(View the complete code for this example.)
This section illustrates basic features of the CAUSALMED procedure for estimating total, direct, and indirect effects and their corresponding percentages.
The example presented in this section is patterned after the theoretical educational models that are discussed by Marjoribanks (1974). However, the data in this example are simulated, and neither the analysis nor the interpretation of procedure output mirrors that of Marjoribanks (1974).
A study is conducted to understand whether an encouraging environment provided by parents has an effect on the cognitive development of children. A key question is whether the effect of parental encouragement is due in part to its enhancement of children’s motivation to learn. Two pathways of parental encouragement effect are possible:
In these pathways, the variable Encourage represents parental encouragement, the variable Motivation represents the learning motivation of the children, and the variable CogPerform represents the cognitive performance of the children. In the terminology of mediation analysis, Encourage is a treatment or an exposure, Motivation is a mediator, and CogPerform is an outcome.
A simulated sample of 300 observations is saved in a data set named Cognitive.

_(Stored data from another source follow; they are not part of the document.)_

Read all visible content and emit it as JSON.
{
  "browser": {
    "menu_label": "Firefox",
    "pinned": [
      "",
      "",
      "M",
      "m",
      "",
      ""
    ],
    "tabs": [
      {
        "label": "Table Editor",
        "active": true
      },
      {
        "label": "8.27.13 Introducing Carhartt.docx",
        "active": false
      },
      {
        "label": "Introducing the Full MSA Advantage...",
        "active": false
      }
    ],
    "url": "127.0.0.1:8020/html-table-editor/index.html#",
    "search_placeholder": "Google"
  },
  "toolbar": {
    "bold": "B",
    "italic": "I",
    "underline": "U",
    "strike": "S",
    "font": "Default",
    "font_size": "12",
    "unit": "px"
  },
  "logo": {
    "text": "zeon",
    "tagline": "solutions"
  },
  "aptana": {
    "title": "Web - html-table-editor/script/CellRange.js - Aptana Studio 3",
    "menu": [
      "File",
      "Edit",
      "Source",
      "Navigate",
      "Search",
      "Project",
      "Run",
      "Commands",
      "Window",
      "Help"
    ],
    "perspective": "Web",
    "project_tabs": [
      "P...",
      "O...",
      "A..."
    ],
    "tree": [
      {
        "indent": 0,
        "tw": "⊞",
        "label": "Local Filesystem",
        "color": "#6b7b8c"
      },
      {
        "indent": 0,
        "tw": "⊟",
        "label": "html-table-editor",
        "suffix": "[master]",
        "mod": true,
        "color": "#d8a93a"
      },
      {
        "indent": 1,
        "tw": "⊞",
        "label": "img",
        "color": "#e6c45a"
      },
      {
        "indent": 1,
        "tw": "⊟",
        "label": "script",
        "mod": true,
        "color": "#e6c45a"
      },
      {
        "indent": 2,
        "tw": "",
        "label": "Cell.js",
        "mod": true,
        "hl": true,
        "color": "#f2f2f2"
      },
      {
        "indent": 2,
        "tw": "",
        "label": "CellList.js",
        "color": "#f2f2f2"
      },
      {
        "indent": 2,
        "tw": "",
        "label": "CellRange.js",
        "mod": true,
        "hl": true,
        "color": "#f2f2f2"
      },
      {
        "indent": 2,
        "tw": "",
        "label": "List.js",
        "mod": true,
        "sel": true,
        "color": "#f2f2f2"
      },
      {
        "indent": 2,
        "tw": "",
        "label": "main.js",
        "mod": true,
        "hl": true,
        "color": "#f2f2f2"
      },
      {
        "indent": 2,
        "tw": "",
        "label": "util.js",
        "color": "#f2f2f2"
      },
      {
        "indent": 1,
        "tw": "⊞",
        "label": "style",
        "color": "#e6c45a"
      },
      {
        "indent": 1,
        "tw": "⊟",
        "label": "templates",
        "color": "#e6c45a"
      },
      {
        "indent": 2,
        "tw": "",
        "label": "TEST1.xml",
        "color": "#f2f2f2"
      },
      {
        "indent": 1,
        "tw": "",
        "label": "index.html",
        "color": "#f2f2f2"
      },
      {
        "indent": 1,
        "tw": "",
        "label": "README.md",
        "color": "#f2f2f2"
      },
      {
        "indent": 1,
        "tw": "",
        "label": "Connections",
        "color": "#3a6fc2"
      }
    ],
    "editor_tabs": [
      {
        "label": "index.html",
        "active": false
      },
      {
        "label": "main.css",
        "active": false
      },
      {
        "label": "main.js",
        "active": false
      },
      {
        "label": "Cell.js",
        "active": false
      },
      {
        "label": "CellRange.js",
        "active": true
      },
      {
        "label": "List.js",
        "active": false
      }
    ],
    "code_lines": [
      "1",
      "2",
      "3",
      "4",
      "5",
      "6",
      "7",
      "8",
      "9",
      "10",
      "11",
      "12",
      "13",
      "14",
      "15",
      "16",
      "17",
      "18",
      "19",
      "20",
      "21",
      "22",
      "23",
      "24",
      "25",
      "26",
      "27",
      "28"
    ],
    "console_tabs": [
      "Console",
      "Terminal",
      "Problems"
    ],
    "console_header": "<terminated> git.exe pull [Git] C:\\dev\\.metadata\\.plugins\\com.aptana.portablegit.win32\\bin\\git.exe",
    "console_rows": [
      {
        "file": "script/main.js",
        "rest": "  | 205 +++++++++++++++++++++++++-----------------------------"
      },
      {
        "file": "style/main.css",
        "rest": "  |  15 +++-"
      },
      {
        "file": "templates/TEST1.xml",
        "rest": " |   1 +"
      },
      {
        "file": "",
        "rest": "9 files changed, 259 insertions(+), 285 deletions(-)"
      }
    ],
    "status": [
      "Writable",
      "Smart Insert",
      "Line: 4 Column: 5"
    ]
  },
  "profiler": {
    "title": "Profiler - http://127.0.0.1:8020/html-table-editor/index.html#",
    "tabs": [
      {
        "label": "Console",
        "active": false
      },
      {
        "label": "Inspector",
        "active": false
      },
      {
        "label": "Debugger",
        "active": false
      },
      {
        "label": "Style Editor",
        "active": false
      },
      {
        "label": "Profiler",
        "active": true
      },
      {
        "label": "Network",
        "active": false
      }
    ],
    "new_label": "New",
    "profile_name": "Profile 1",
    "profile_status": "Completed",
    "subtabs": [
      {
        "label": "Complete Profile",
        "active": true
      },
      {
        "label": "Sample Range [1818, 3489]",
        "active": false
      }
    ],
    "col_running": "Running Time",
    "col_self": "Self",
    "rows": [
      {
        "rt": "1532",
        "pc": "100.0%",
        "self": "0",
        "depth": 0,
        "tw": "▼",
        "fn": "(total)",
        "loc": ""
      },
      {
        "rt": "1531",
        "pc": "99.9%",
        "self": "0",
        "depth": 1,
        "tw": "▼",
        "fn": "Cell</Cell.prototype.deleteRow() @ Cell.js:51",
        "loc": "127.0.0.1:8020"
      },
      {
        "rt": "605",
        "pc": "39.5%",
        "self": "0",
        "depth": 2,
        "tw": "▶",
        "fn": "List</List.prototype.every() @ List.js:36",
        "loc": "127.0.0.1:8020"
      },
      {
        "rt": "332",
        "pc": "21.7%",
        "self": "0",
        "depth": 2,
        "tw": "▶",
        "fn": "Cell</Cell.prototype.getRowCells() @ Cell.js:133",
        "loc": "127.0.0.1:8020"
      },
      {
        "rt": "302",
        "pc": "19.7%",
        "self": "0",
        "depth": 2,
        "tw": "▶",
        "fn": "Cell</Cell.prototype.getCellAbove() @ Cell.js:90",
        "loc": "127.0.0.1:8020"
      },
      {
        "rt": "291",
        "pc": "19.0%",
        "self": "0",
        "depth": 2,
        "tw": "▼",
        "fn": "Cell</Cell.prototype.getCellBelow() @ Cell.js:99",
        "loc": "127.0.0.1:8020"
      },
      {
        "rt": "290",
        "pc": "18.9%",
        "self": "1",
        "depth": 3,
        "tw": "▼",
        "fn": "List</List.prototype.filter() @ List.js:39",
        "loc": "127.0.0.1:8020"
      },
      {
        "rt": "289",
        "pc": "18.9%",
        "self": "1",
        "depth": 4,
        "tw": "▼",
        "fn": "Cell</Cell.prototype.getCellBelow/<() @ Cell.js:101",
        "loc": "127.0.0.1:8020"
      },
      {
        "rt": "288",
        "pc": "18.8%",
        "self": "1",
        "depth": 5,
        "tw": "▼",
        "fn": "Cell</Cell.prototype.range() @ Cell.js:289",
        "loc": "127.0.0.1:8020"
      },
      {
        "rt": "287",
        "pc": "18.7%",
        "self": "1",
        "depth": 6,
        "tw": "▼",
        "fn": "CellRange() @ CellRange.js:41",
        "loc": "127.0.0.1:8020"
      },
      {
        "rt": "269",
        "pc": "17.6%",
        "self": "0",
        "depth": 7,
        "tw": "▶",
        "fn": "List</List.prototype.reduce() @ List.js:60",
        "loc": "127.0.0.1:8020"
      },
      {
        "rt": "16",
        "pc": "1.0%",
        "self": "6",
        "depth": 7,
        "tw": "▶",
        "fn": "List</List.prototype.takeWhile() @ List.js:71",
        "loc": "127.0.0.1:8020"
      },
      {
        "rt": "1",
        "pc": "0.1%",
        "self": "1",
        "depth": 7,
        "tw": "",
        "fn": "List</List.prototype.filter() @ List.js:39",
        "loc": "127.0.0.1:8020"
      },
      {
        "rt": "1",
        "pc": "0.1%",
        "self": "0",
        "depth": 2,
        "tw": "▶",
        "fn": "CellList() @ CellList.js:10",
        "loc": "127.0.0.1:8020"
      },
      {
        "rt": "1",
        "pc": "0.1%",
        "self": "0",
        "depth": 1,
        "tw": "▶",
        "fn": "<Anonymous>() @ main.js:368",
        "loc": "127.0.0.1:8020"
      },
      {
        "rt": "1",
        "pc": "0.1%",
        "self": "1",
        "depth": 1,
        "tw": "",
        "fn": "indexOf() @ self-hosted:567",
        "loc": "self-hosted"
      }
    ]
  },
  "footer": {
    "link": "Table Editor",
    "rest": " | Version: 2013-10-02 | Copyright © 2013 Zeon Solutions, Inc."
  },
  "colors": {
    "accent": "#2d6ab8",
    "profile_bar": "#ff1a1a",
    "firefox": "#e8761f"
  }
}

Each observation has six variable values, as shown in Figure 2.
Figure 2: First 10 Observations of the Input Data Set
| Obs | SubjectID | FamSize | SocStatus | Encourage | Motivation | CogPerform |
|---|---|---|---|---|---|---|
| 1 | 1 | 7 | 31 | 36 | 40 | 103 |
| 2 | 2 | 3 | 27 | 36 | 40 | 103 |
| 3 | 3 | 0 | 25 | 35 | 40 | 99 |
| 4 | 4 | 6 | 29 | 36 | 40 | 103 |
| 5 | 5 | 4 | 22 | 33 | 37 | 79 |
| 6 | 6 | 2 | 23 | 34 | 38 | 87 |
| 7 | 7 | 0 | 29 | 37 | 41 | 112 |
| 8 | 8 | 4 | 23 | 34 | 38 | 87 |
| 9 | 9 | 3 | 20 | 32 | 36 | 71 |
| 10 | 10 | 3 | 28 | 36 | 40 | 103 |
The variables are defined as follows:
CogPerform: the child’s score on a cognitive test (outcome)
Encourage: the sum score of the ratings of three items about parents’ encouraging behavior in a questionnaire (treatment)
FamSize: the size of the child’s family
Motivation: the sum score of the child’s levels of motivation as evaluated by the child, the teacher, and the primary caretaker (mediator)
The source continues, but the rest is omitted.